Mayfield, who now works as a community outreach lead for the company in Reno, was among the staff showing visitors around the new 58,000-square-foot facility at 9390 Gateway Drive last week.

With the new facility, CustomInk expects to add another 300 jobs in the Reno area during the next five years.

The company specializes in customized T-shirts for groups — corporate events, for instance, or family reunions — and special events. (Among its suppliers is SanMar Corp., the Sparks company that itself broke ground on a 750,000-square-foot distribution center in Spanish Springs last week.)

CustomInk arrived in northern Nevada in 2012, employing about 100 people at an office and production facility on the east side of Reno.

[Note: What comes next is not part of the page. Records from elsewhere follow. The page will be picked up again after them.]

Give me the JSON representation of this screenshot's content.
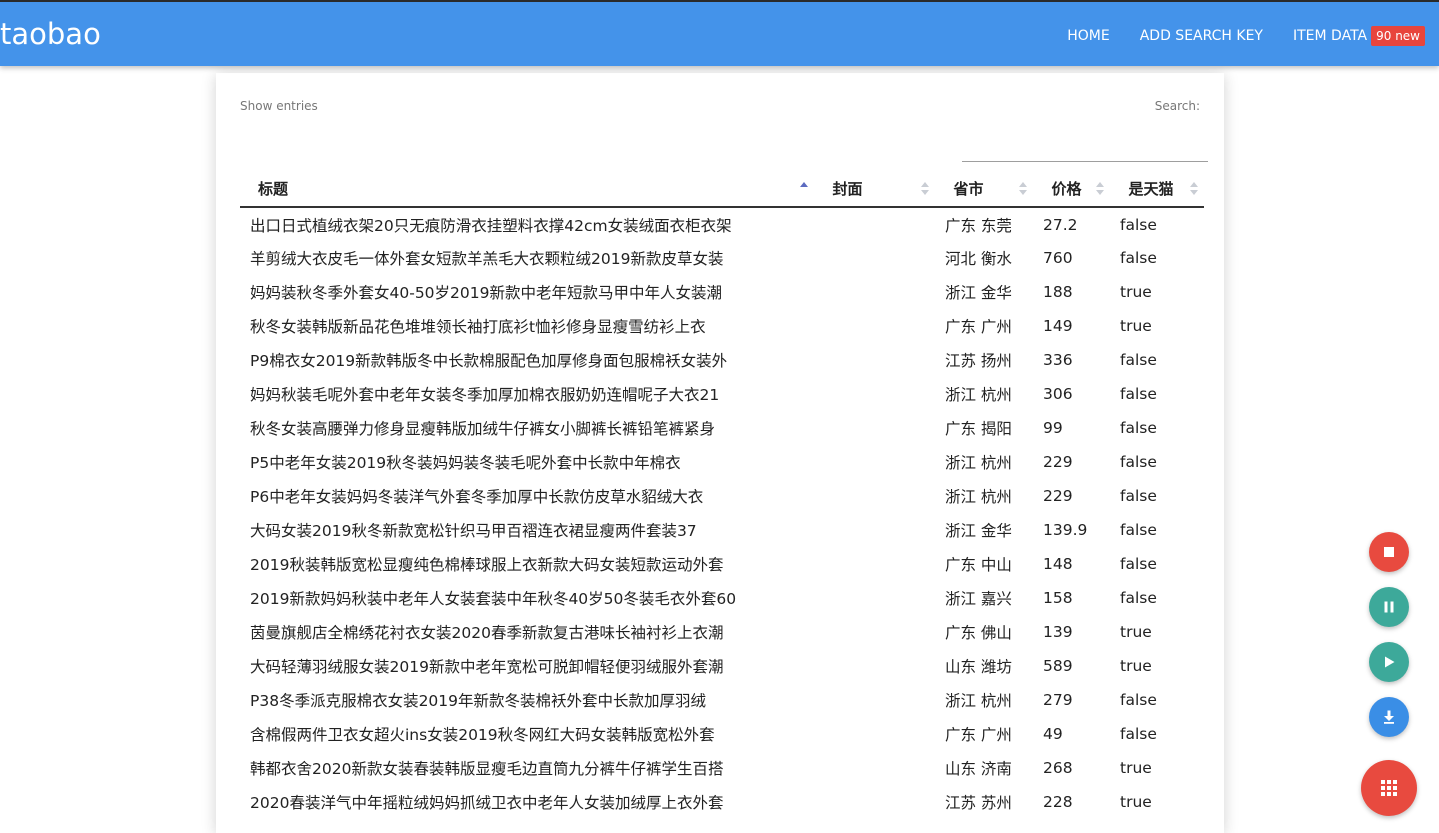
{
  "navbar": {
    "brand": "taobao",
    "links": {
      "home": "HOME",
      "add_search_key": "ADD SEARCH KEY",
      "item_data": "ITEM DATA"
    },
    "badge": "90 new"
  },
  "table_controls": {
    "show_entries": "Show entries",
    "search_label": "Search:",
    "search_value": ""
  },
  "table": {
    "columns": [
      "标题",
      "封面",
      "省市",
      "价格",
      "是天猫"
    ],
    "sorted_column": "标题",
    "sort_direction": "ascending",
    "rows": [
      {
        "title": "出口日式植绒衣架20只无痕防滑衣挂塑料衣撑42cm女装绒面衣柜衣架",
        "cover": "",
        "location": "广东 东莞",
        "price": "27.2",
        "tmall": "false"
      },
      {
        "title": "羊剪绒大衣皮毛一体外套女短款羊羔毛大衣颗粒绒2019新款皮草女装",
        "cover": "",
        "location": "河北 衡水",
        "price": "760",
        "tmall": "false"
      },
      {
        "title": "妈妈装秋冬季外套女40-50岁2019新款中老年短款马甲中年人女装潮",
        "cover": "",
        "location": "浙江 金华",
        "price": "188",
        "tmall": "true"
      },
      {
        "title": "秋冬女装韩版新品花色堆堆领长袖打底衫t恤衫修身显瘦雪纺衫上衣",
        "cover": "",
        "location": "广东 广州",
        "price": "149",
        "tmall": "true"
      },
      {
        "title": "P9棉衣女2019新款韩版冬中长款棉服配色加厚修身面包服棉袄女装外",
        "cover": "",
        "location": "江苏 扬州",
        "price": "336",
        "tmall": "false"
      },
      {
        "title": "妈妈秋装毛呢外套中老年女装冬季加厚加棉衣服奶奶连帽呢子大衣21",
        "cover": "",
        "location": "浙江 杭州",
        "price": "306",
        "tmall": "false"
      },
      {
        "title": "秋冬女装高腰弹力修身显瘦韩版加绒牛仔裤女小脚裤长裤铅笔裤紧身",
        "cover": "",
        "location": "广东 揭阳",
        "price": "99",
        "tmall": "false"
      },
      {
        "title": "P5中老年女装2019秋冬装妈妈装冬装毛呢外套中长款中年棉衣",
        "cover": "",
        "location": "浙江 杭州",
        "price": "229",
        "tmall": "false"
      },
      {
        "title": "P6中老年女装妈妈冬装洋气外套冬季加厚中长款仿皮草水貂绒大衣",
        "cover": "",
        "location": "浙江 杭州",
        "price": "229",
        "tmall": "false"
      },
      {
        "title": "大码女装2019秋冬新款宽松针织马甲百褶连衣裙显瘦两件套装37",
        "cover": "",
        "location": "浙江 金华",
        "price": "139.9",
        "tmall": "false"
      },
      {
        "title": "2019秋装韩版宽松显瘦纯色棉棒球服上衣新款大码女装短款运动外套",
        "cover": "",
        "location": "广东 中山",
        "price": "148",
        "tmall": "false"
      },
      {
        "title": "2019新款妈妈秋装中老年人女装套装中年秋冬40岁50冬装毛衣外套60",
        "cover": "",
        "location": "浙江 嘉兴",
        "price": "158",
        "tmall": "false"
      },
      {
        "title": "茵曼旗舰店全棉绣花衬衣女装2020春季新款复古港味长袖衬衫上衣潮",
        "cover": "",
        "location": "广东 佛山",
        "price": "139",
        "tmall": "true"
      },
      {
        "title": "大码轻薄羽绒服女装2019新款中老年宽松可脱卸帽轻便羽绒服外套潮",
        "cover": "",
        "location": "山东 潍坊",
        "price": "589",
        "tmall": "true"
      },
      {
        "title": "P38冬季派克服棉衣女装2019年新款冬装棉袄外套中长款加厚羽绒",
        "cover": "",
        "location": "浙江 杭州",
        "price": "279",
        "tmall": "false"
      },
      {
        "title": "含棉假两件卫衣女超火ins女装2019秋冬网红大码女装韩版宽松外套",
        "cover": "",
        "location": "广东 广州",
        "price": "49",
        "tmall": "false"
      },
      {
        "title": "韩都衣舍2020新款女装春装韩版显瘦毛边直筒九分裤牛仔裤学生百搭",
        "cover": "",
        "location": "山东 济南",
        "price": "268",
        "tmall": "true"
      },
      {
        "title": "2020春装洋气中年摇粒绒妈妈抓绒卫衣中老年人女装加绒厚上衣外套",
        "cover": "",
        "location": "江苏 苏州",
        "price": "228",
        "tmall": "true"
      }
    ]
  },
  "fabs": {
    "stop": {
      "icon": "stop-icon",
      "color": "#e84a3f"
    },
    "pause": {
      "icon": "pause-icon",
      "color": "#3da99a"
    },
    "play": {
      "icon": "play-icon",
      "color": "#3da99a"
    },
    "download": {
      "icon": "download-icon",
      "color": "#3a8ee6"
    },
    "menu": {
      "icon": "grid-menu-icon",
      "color": "#e84a3f"
    }
  },
  "colors": {
    "navbar": "#4493ea",
    "badge": "#e8453c",
    "sort_active": "#5c6bc0"
  }
}
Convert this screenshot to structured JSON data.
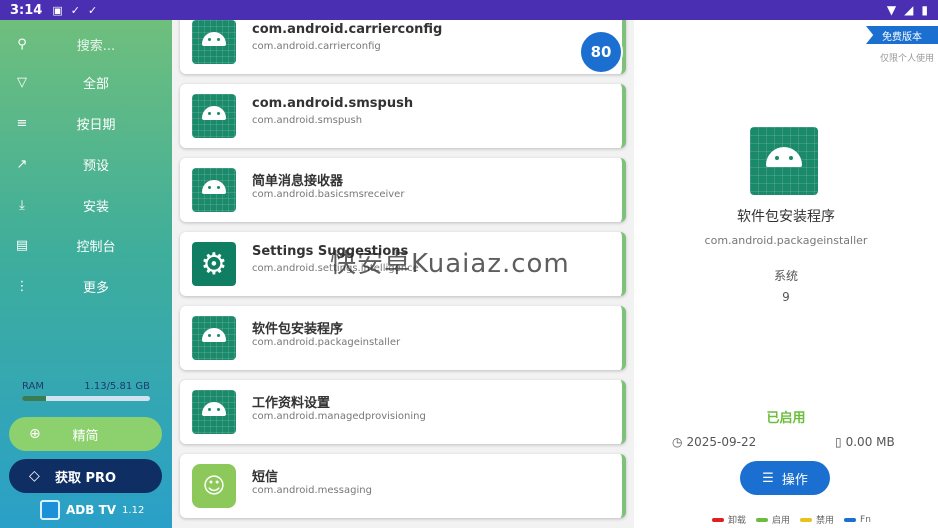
{
  "status_bar": {
    "time": "3:14"
  },
  "sidebar": {
    "search_placeholder": "搜索...",
    "items": [
      {
        "label": "全部",
        "icon": "filter-icon"
      },
      {
        "label": "按日期",
        "icon": "sort-icon"
      },
      {
        "label": "预设",
        "icon": "open-external-icon"
      },
      {
        "label": "安装",
        "icon": "download-icon"
      },
      {
        "label": "控制台",
        "icon": "terminal-icon"
      },
      {
        "label": "更多",
        "icon": "more-vert-icon"
      }
    ],
    "ram": {
      "label": "RAM",
      "value": "1.13/5.81 GB",
      "fraction": 0.19
    },
    "simple_label": "精简",
    "pro_label": "获取 PRO",
    "brand": {
      "name": "ADB TV",
      "version": "1.12"
    }
  },
  "list": {
    "badge": "80",
    "items": [
      {
        "title": "com.android.carrierconfig",
        "pkg": "com.android.carrierconfig",
        "icon": "android-icon"
      },
      {
        "title": "com.android.smspush",
        "pkg": "com.android.smspush",
        "icon": "android-icon"
      },
      {
        "title": "简单消息接收器",
        "pkg": "com.android.basicsmsreceiver",
        "icon": "android-icon"
      },
      {
        "title": "Settings Suggestions",
        "pkg": "com.android.settings.intelligence",
        "icon": "settings-gear-icon"
      },
      {
        "title": "软件包安装程序",
        "pkg": "com.android.packageinstaller",
        "icon": "android-icon"
      },
      {
        "title": "工作资料设置",
        "pkg": "com.android.managedprovisioning",
        "icon": "android-icon"
      },
      {
        "title": "短信",
        "pkg": "com.android.messaging",
        "icon": "message-icon"
      }
    ]
  },
  "detail": {
    "ribbon": "免费版本",
    "personal": "仅限个人使用",
    "name": "软件包安装程序",
    "pkg": "com.android.packageinstaller",
    "type": "系统",
    "version": "9",
    "status": "已启用",
    "date": "2025-09-22",
    "size": "0.00 MB",
    "op_label": "操作",
    "legend": [
      {
        "label": "卸载",
        "color": "#e02020"
      },
      {
        "label": "启用",
        "color": "#6cbd3e"
      },
      {
        "label": "禁用",
        "color": "#e8c21a"
      },
      {
        "label": "Fn",
        "color": "#1a6fd1"
      }
    ]
  },
  "watermark": "快安卓Kuaiaz.com"
}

It’s still using that location for production.

Marc Katz, the co-founder and president of the privately held company, dislikes the phrase “corporate culture” as a shopworn mantra that’s become meaningless, but the company has worked hard to maintain the same spirit among its staff as it’s grown from a startup in 2000 to a three-location, 1,000-employee company today. It’s opening an additional production facility in Dallas this year.

Wearing a red T-shirt, jeans and a gray hoodie emblazoned with CustomInk’s logo — a stylized smiling octopus named Inky — Katz last week settled into a conference room at the new Reno office to talk about how the company instills its values in a rapidly growing workforce.

“It’s about hiring,” he says. “We really look for people who share the company’s values — The Golden Rule, ownership and innovation.”

The company’s employees come to work in T-shirt and flip-flops, enjoy free weekly lunches and daily snacks and receive a rich benefits package.

In exchange, the company holds employees — many of them in their first fulltime jobs — to high standards for sales, graphic design, technology and customer service.

Katz says that surveys find that Inkers — the company’s name for its staff — place greater value on their ability to work as part of a hard-working, high-performing team than they place on the more superficial elements of a good workplace.

CustomInk has been recognized by the Best Places to Work program in northern Nevada — and similar programs across the nation.

Katz says the company’s ability to find workers who share the company’s values played an important part in its decision to expand its northern Nevada operations.

While growth in the $5 billion T-shirt sector has been cooling, Katz says CustomInk posted growing sales of more than $170 million in 2013.